Fratello Paolo Rizzetto: Lettera agli Amici dal Kenya

mappa_kenyaCarissimi, Don Gino, Amici del Gruppo Missionario, Comunità Parrocchiale, un saluto ed un sorriso dal Kenya.
Questa festa capita esattamente dopo una settimana dal mio arrivo qui a Nairobi.
Forse, dopo solo una settimana non ci sarebbe molto da scrivere. Eppure, questi primi giorni sono stati molto ricchi. Mi sono potuto incontrare con un gruppo di confratelli e consorelle, alcuni membri di altre Congregazioni e laici missionari e ci è stata data la possibilità di entrare in profondità nella realtà sociale ed ecclesiale di questo Stato.

Esperti di cultura africana, economisti, esponenti del mondo giuridico, universitario e teologi si sono alternati ed adoperati per descrivere e spiegare da differenti punti di vista la realtà sociale decisamente complessa che il Kenya vive al giorno d’oggi….

Nell’ultimo giorno dei questa serie d’incontri fratel Alberto, Missionario Comboniano ci ha guidato un po’ a fare sintesi del molto materiale offertoci dai differenti relatori. La complessità della storia rende ragione della difficile situazione politica e sociale del Kenya di oggi e noi come membri della Chiesa non possiamo vivere al di fuori di questa complessità.

Tuttavia c’è un forte bisogno di trascendere noi stessi e per rendere un servizio, allo stesso tempo qualificato e appassionato. Siamo chiamati a diventare Ministri della Riconciliazione. Questo servizio in seno alla Chiesa – qualcuno direbbe che è il suo servizio prioritario – ci chiede di farci carico della guarigione delle relazioni interpersonali, di creare spazi dove la persona può essere ascoltata e rispettata a livello profondo, a volte dando l’opportunità di poter dire e di “ri-dire” e “ri-ascoltare” la propria storia, fino a quando il passato trova perdono e dignità.

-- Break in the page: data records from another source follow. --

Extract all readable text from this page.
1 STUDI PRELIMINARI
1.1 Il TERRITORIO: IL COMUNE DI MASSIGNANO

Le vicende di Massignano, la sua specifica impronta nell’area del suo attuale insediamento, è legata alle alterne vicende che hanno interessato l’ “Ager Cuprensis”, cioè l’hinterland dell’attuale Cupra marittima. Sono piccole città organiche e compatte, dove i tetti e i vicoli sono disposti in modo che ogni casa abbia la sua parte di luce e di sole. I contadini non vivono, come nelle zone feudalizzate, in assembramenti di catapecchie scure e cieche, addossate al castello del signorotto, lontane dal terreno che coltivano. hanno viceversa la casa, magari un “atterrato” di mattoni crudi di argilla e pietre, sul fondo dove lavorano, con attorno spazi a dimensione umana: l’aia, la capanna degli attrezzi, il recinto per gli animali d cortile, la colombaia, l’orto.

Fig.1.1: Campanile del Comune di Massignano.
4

La Riconciliazione deve poi portare ad una maggiore libertà.
Personalmente, a che cosa mi chiama questa complessa realtà? Nel corso del workshop introduttivo alla vita del Kenya, ho scoperto come alcune dinamiche interiori che mi portavo dentro, sono venute allo scoperto. E’ possibile che partendo dalla prospettiva della fraternità missionaria che desidero vivere, io abbia in realtà una mia concezione di come vorrei che il Regno di Dio si manifesti, quali tempi e quali modalità.
Mi trovo così un po’ spiazzato dal confronto inevitabile con una identità culturale così forte, che si esprimerà come Regno di Dio incarnato in questo Paese, in un modo che non sarà facilmente prevedibile e controllabile. In secondo luogo, sento un po’ la mia paura ad entrare in contatto con una realtà di conflitto sociale.

Tuttavia, questa nuova vocazione ad un ministero di Riconciliazione mi affascina e mi da allo stesso tempo, molta speranza.
Concretamente, questa presenza in Kenya mi vedrà impegnato sul fronte dello studio, mentre la pratica della medicina (che è stata il mio impegno principale fino ad ora), non dico che passerà in secondo piano ma sarà sicuramente relativizzata. In pochi giorni inizierò lo studio all’Istituto di Social Ministry dove riceverò delle conoscenze in Dottrina Sociale della Chiesa, Pastorale Sociale ed altre materie che possono aiutare a leggere un progetto di promozione umana nell’ambito dell’Evangelizzazione.

A tutti voi chiedo di ricordami nella vostra Preghiera, soprattutto chiedendo per e la Grazia di vincere le mie resistenze interiori e lasciarmi abbracciare da questa nuova realtà che sto per conoscere. Questa lettera è forse un po’ pesante, perché ci tenevo a descrivere la situazione che ho trovato e condividere con voi ciò che ho cominciato a conoscere. Spero,in un prossimo scambio di condividere di più a proposito del persone incontrate e di come mi sono lasciato amare dal Dio Padre di Gesù e nostro in questo fantastico Kenya.

Vi abbraccio con grandissimo affetto. In cammino!

6 agosto 2009
Fratello Paolo Rizzetto, MCCJ.

P.S.: Ringrazio di cuore per la vostra generosità. Non essendo direttamente coinvolto in progetti pastorali o di promozione umana ho pensato di versare il contributo nel fondo comune perché possa contribuire al mantenimento delle spese scolastiche mie e di mie giovani confratelli.